File closed weeks later
Cameron closed the file by the end of November after hearing second-hand information that Holyk may have been at a party, and the file remained closed until another unit within the police took a missing person report in late January.
At the time, Holyk was constantly in touch and actively involved in the life of her young son, said Purcell. When she hadn't been seen for a few days, Purcell said the family started asking the woman's friends and began searching the Downtown Eastside, but they couldn't find her.
A new file was opened in late January 1997 after Dorothy Purcell reached an officer with the Vancouver police department's Native Liaison Society, but even then, the inquiry heard very little was done with the case until the spring of 1998.

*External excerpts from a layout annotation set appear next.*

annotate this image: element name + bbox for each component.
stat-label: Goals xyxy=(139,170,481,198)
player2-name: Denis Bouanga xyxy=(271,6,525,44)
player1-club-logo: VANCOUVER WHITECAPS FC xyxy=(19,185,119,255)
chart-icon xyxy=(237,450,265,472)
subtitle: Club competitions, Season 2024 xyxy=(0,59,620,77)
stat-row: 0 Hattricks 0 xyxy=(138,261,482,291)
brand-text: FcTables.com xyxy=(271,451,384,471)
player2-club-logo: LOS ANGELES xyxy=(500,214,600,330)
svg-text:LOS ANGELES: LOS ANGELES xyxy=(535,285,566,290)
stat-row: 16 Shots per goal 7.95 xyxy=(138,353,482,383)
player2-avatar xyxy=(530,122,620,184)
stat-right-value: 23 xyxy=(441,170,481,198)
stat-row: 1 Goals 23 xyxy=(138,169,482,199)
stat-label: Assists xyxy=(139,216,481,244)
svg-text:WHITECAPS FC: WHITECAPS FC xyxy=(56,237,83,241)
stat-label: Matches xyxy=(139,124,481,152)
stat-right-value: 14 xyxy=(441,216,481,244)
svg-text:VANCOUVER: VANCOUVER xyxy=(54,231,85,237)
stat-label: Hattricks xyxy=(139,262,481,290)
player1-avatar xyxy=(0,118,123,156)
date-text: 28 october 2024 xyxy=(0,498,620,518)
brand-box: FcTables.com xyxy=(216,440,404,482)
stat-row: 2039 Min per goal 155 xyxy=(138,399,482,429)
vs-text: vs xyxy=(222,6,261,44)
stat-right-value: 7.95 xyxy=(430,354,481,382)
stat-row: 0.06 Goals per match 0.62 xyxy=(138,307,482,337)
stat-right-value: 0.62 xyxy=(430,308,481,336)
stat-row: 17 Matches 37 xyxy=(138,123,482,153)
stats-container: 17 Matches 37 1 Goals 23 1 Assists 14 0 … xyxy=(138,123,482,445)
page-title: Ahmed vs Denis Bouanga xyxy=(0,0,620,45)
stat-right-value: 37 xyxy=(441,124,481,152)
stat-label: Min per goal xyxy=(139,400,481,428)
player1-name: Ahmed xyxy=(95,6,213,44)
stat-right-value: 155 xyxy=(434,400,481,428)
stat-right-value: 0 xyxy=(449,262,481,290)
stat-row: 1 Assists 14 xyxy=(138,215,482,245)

That's when the case made its way back to the missing person's unit, where an officer named Al Howlett started checking welfare records, looking for ex-boyfriends and finally interviewed Holyk's mother, the inquiry heard.
Purcell said she was never interviewed, despite being intimately involved in Holyk's upbringing, and neither were Holyk's other aunts and uncles.
"I feel that there could have been more done," said Purcell.
"It's frustrating because I always wondered why nobody else in my family was ever interviewed, because I was very close to my sister at the time and Tanya was brought up like a daughter alongside my daughter. Nobody ever interviewed me."
Pickton was arrested in 2002 and eventually charged with the murder of 26 women, including Tanya Holyk.
He was convicted of six counts of second-degree murder. The remaining 20 cases, including Holyk's, were stayed by the Crown in 2010.
The remains or DNA of 33 women were found on Pickton's farm.
He told a undercover officer that he killed 49.